Sie werden das Rudel stärken,
werden einst meine Brüder sein.
Doch die alten Legenden lehren,
werde ich ganz allein.“
„Dann wirst du aber mehr zustande bringen müssen, als ein paar halbherzige Reime.“
Der Salaigh drehte sich auf die Seite und schaute grinsend zu seinem Mentor hinüber. „Wie viele sind es?“, verlangte er zu wissen, ehe HKräher-der-Legende ihn wegen seiner Unaufmerksamkeit zurechtwies.

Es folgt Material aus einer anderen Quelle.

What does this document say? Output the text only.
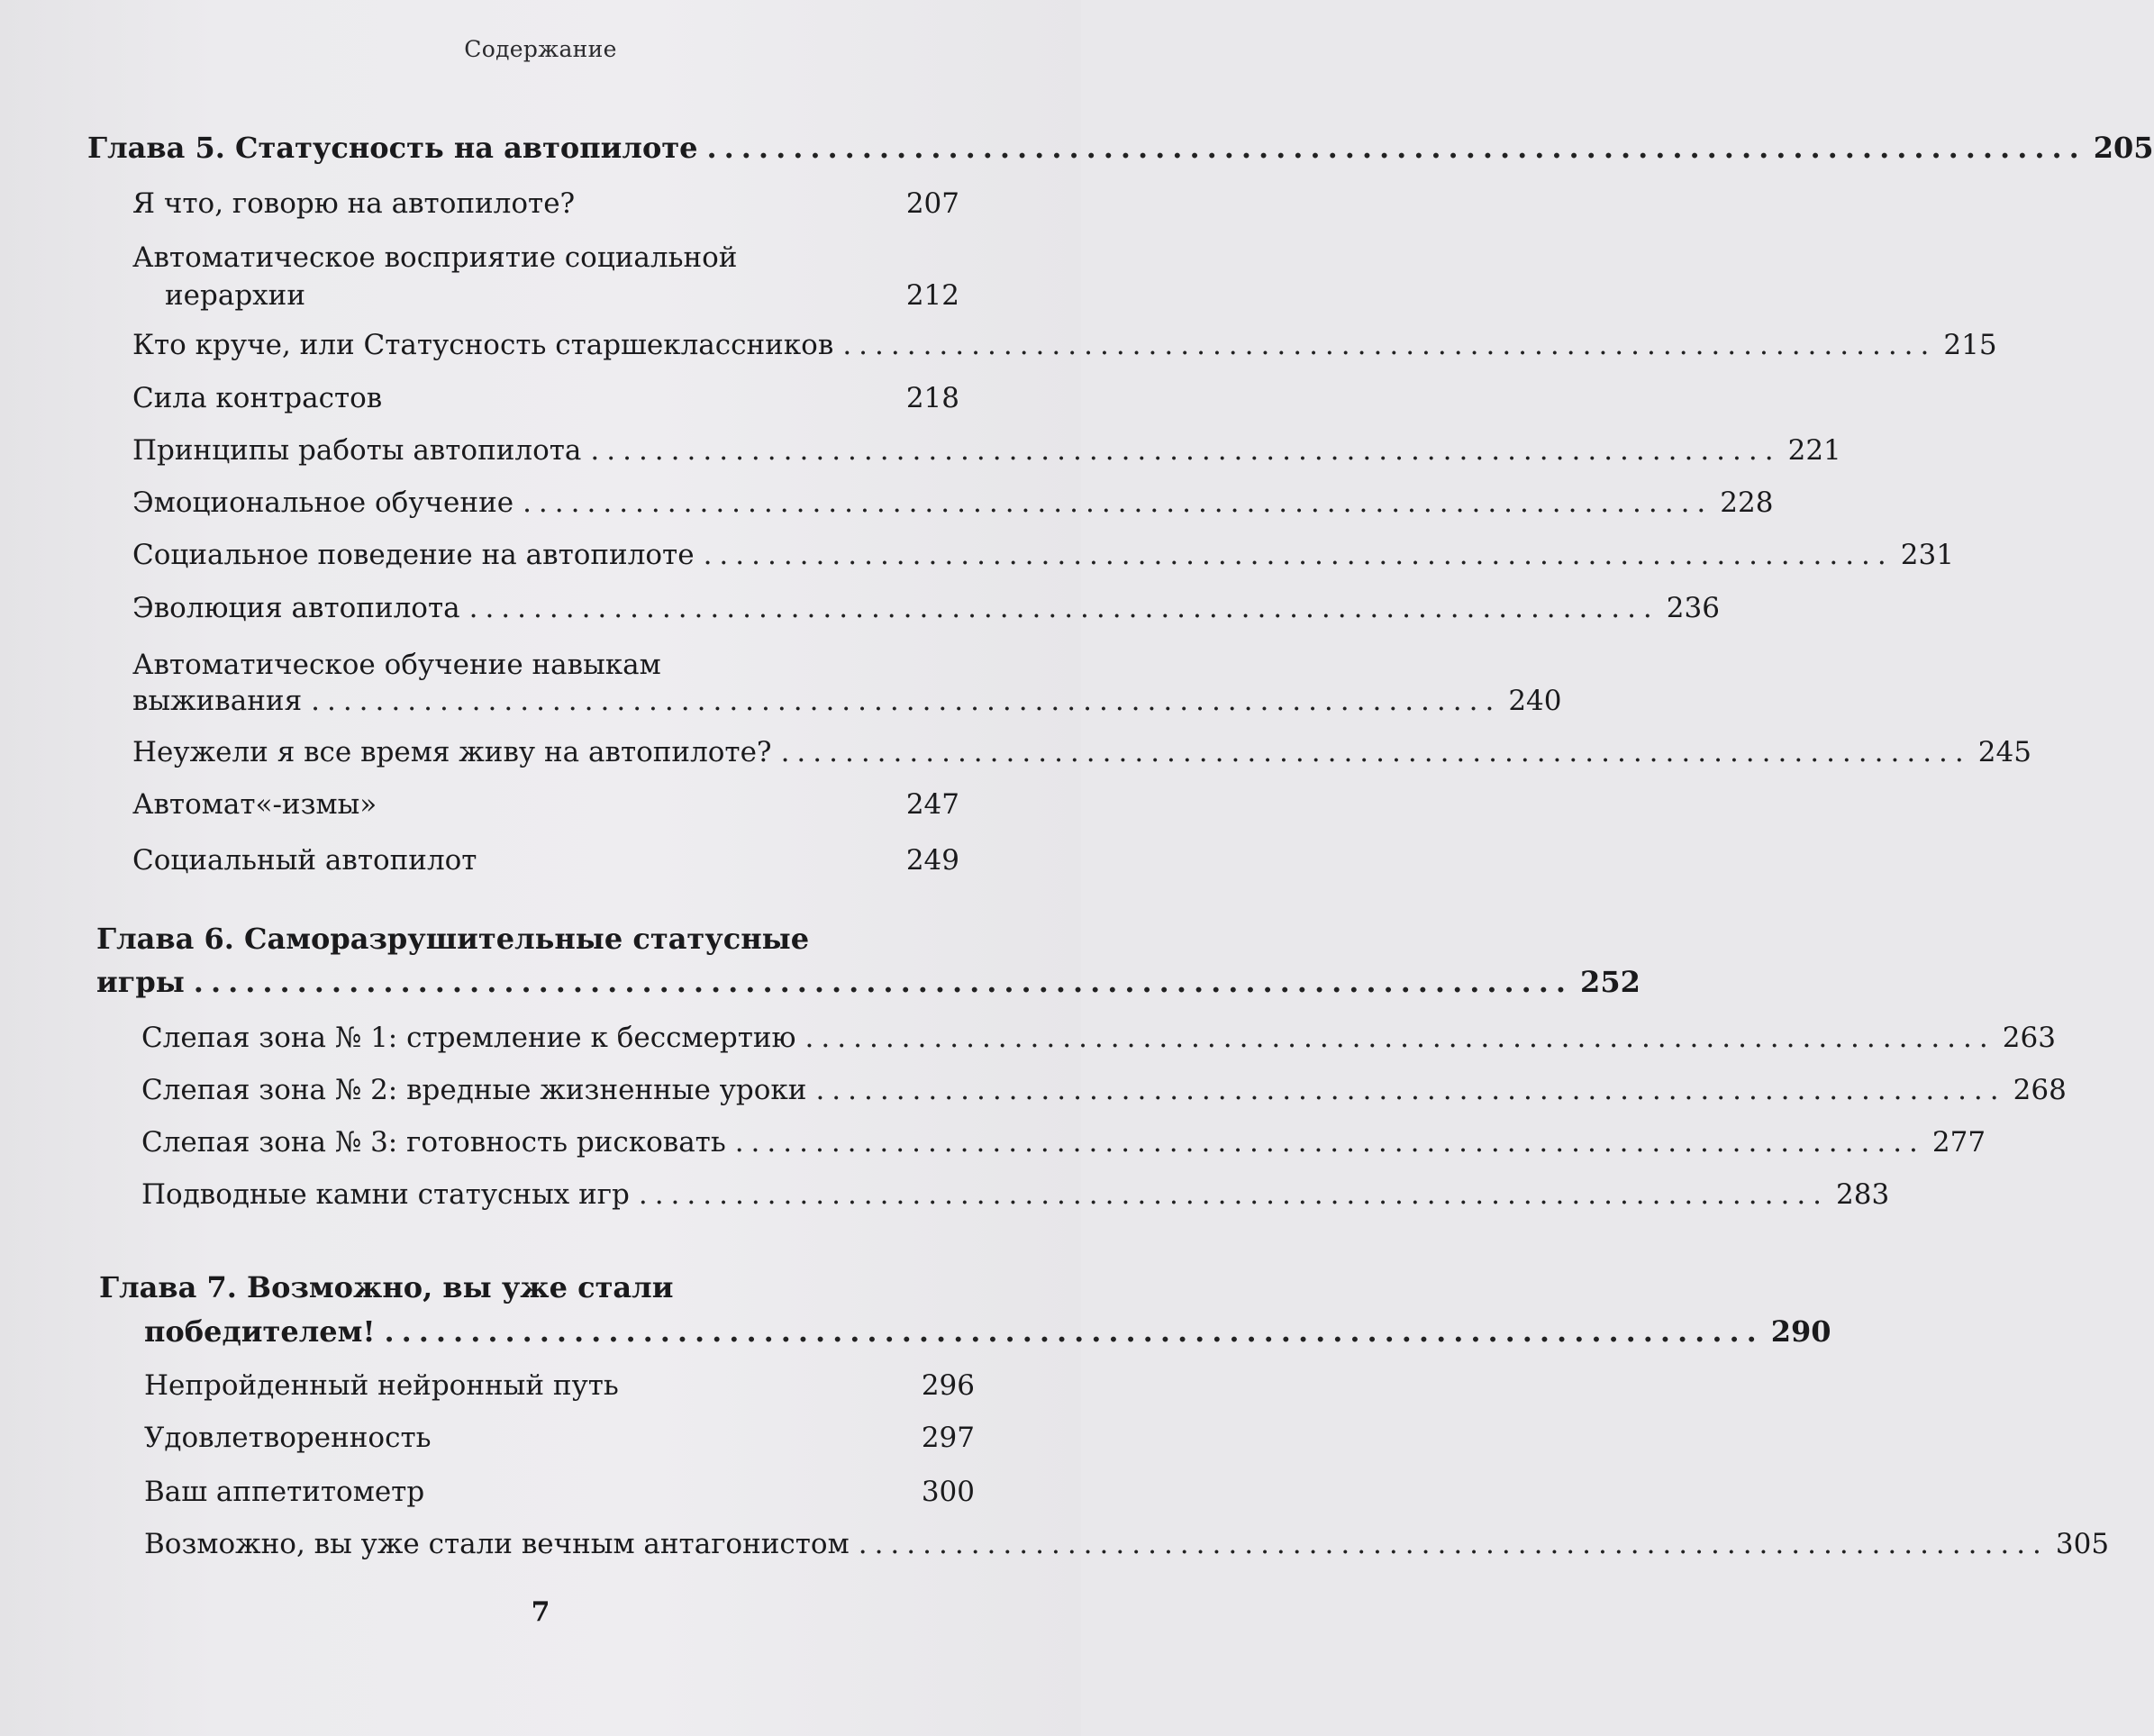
Содержание
Глава 5. Статусность на автопилоте ................................................................................ 205
Я что, говорю на автопилоте?	207
Автоматическое восприятие социальной
иерархии	212
Кто круче, или Статусность старшеклассников .................................................................... 215
Сила контрастов	218
Принципы работы автопилота .......................................................................... 221
Эмоциональное обучение .......................................................................... 228
Социальное поведение на автопилоте .......................................................................... 231
Эволюция автопилота .......................................................................... 236
Автоматическое обучение навыкам
выживания .......................................................................... 240
Неужели я все время живу на автопилоте? .......................................................................... 245
Автомат«-измы»	247
Социальный автопилот	249
Глава 6. Саморазрушительные статусные
игры ................................................................................ 252
Слепая зона № 1: стремление к бессмертию .......................................................................... 263
Слепая зона № 2: вредные жизненные уроки .......................................................................... 268
Слепая зона № 3: готовность рисковать .......................................................................... 277
Подводные камни статусных игр .......................................................................... 283
Глава 7. Возможно, вы уже стали
победителем! ................................................................................ 290
Непройденный нейронный путь	296
Удовлетворенность	297
Ваш аппетитометр	300
Возможно, вы уже стали вечным антагонистом .......................................................................... 305
7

Der junge Faolchú war viel zu glücklich, um gerade jetzt auf jedes Geräusch zu achten, wie er es eigentlich hätte tun sollen.
Unruhig beobachtete er, wie der Wolf sich setzte und in den Himmel blickte, offenbar nicht daran dachte, die Frage zu beantworten. Die Ohren des Felllosen zuckten vor angespannter Neugier, doch er wusste, dass dies nur eine weitere der unzähligen Prüfungen war. Er musste Geduld beweisen, durfte die anderen Faolchú nicht bedrängen. So unterdrückte der Salaigh ein Seufzen und betrachtete ebenso wie sein Lehrer die Sterne.
„Drei“, antwortete HKräher-der-Legende, als der Jüngere die Frage schon beinahe vergessen hatte. „zwei Männchen und ein Weibchen.“
Der Salaigh drehte sich auf die Seite und musterte den Alten prüfend.
„Und Wildwasser geht es gut?“
„Ja, sie kümmert sich bereits um ihre Jungen.“
„Warum bist du dann so betrübt?“
HKräher-der-Legende drehte den Kopf, betrachtete seinen Schützling und erklärte: „Wenn Gaia der Sippe nur drei Welpen schenkt, stehen wir vor einem mageren Jahr.“
Innerlich atmete der Haarlose auf. Einem unbestimmten Drang folgend, reckte er sich vor und leckte seinem Mentor über die Schnauze. Es war eine Geste, die sowohl Trost, wie Dankbarkeit ausdrücken mochte. Der Amhránaí lachte leise auf, ein Geräusch, das der Salaigh so selten hörte, dass es ihn wärmte, wie es ein eigenes Fell getan hätte.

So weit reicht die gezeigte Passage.